Paul Goble
Staunton, Aug. 1 – Russians in all age groups combine a desire for more personal freedom and a belief that Russian must have a strong hand at the helm to keep order and present the collapse of public order and even the disintegration of the country, Nina Seliverstova and Yuliya Zubok of the Moscow Institute of Sociology say.
The findings of the two scholars are presented in a new article entitled “Young People’s Ideas about ‘the Optimum State’ for Russia” (in Russian, Monitoring of Public Opinion 3 (2025): 243-269) and are discussed in detail by Yevgeny Dobrenko at svoboda.org/a/bunt-podrostkov-evgeniy-dobrenko-o-gordosti-i-resentimente/33485004.html.
Dobrenko says that the two Moscow sociologist have found in Russians “a high level of individualism and a low level of trust in strangers.” Such a combination, they argue, leads to “a demand for ‘a strong leader’ capable of … controlling a poorly managed population, preventing if from falling into complete anarchy and the country from disintegrating territorially.”

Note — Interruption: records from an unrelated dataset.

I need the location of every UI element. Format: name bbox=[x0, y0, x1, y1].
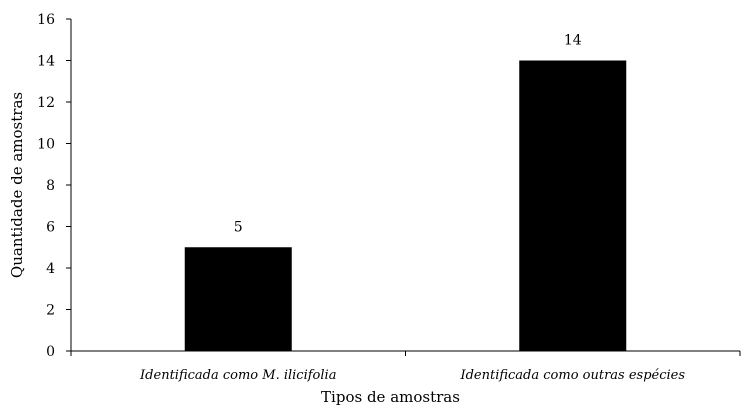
category-label-2: Identificada como outras espécies bbox=[459, 368, 685, 383]
y-tick-label: 6 bbox=[46, 220, 55, 236]
bars bbox=[184, 60, 627, 351]
bar-1 bbox=[184, 247, 292, 351]
y-axis-ticks: 0 2 4 6 8 10 12 14 16 bbox=[37, 12, 71, 360]
y-tick-label: 2 bbox=[46, 303, 55, 319]
y-tick-label: 14 bbox=[37, 54, 55, 70]
y-tick-label: 16 bbox=[37, 12, 55, 28]
category-label-1: Identificada como M. ilicifolia bbox=[139, 368, 336, 383]
x-axis-title: Tipos de amostras bbox=[321, 388, 460, 406]
data-label-2: 14 bbox=[564, 33, 582, 49]
y-tick-label: 4 bbox=[46, 261, 55, 277]
y-axis-title: Quantidade de amostras bbox=[8, 92, 26, 278]
data-label-1: 5 bbox=[234, 219, 243, 235]
bar-2 bbox=[519, 60, 627, 351]
y-tick-label: 10 bbox=[37, 137, 55, 153]
category-labels: Identificada como M. ilicifolia Identific… bbox=[139, 368, 685, 383]
y-tick-label: 8 bbox=[46, 178, 55, 194]
data-labels: 5 14 bbox=[234, 33, 582, 236]
x-axis-ticks bbox=[70, 351, 741, 356]
y-tick-label: 0 bbox=[46, 344, 55, 360]
y-tick-label: 12 bbox=[37, 95, 55, 111]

According to Seliverstova and Zubok, this combination, one that is found among all age cohorts, is “based on the understanding that without violence neither this nation nor this country can survive.” But at the same time, they say, this same population wants for itself what may be called “anarchic freedom.”
“For the most part, Dobrenko continues, this pattern “reflects the contradictory coexistence of traditional and modern cultures and at least he vagueness and infantilism of political consciousness” because those who have haven’t resolved this contradiction remain incapable of taking responsibility for their actions.
Instead, Russians and many other peoples who share this combination which has arisen because of the rapidity of the spread of modernity mostly passively obey an authoritarian ruler but occasionally rise in revolt when they become convinced that that ruler is directly threatening their personal interests.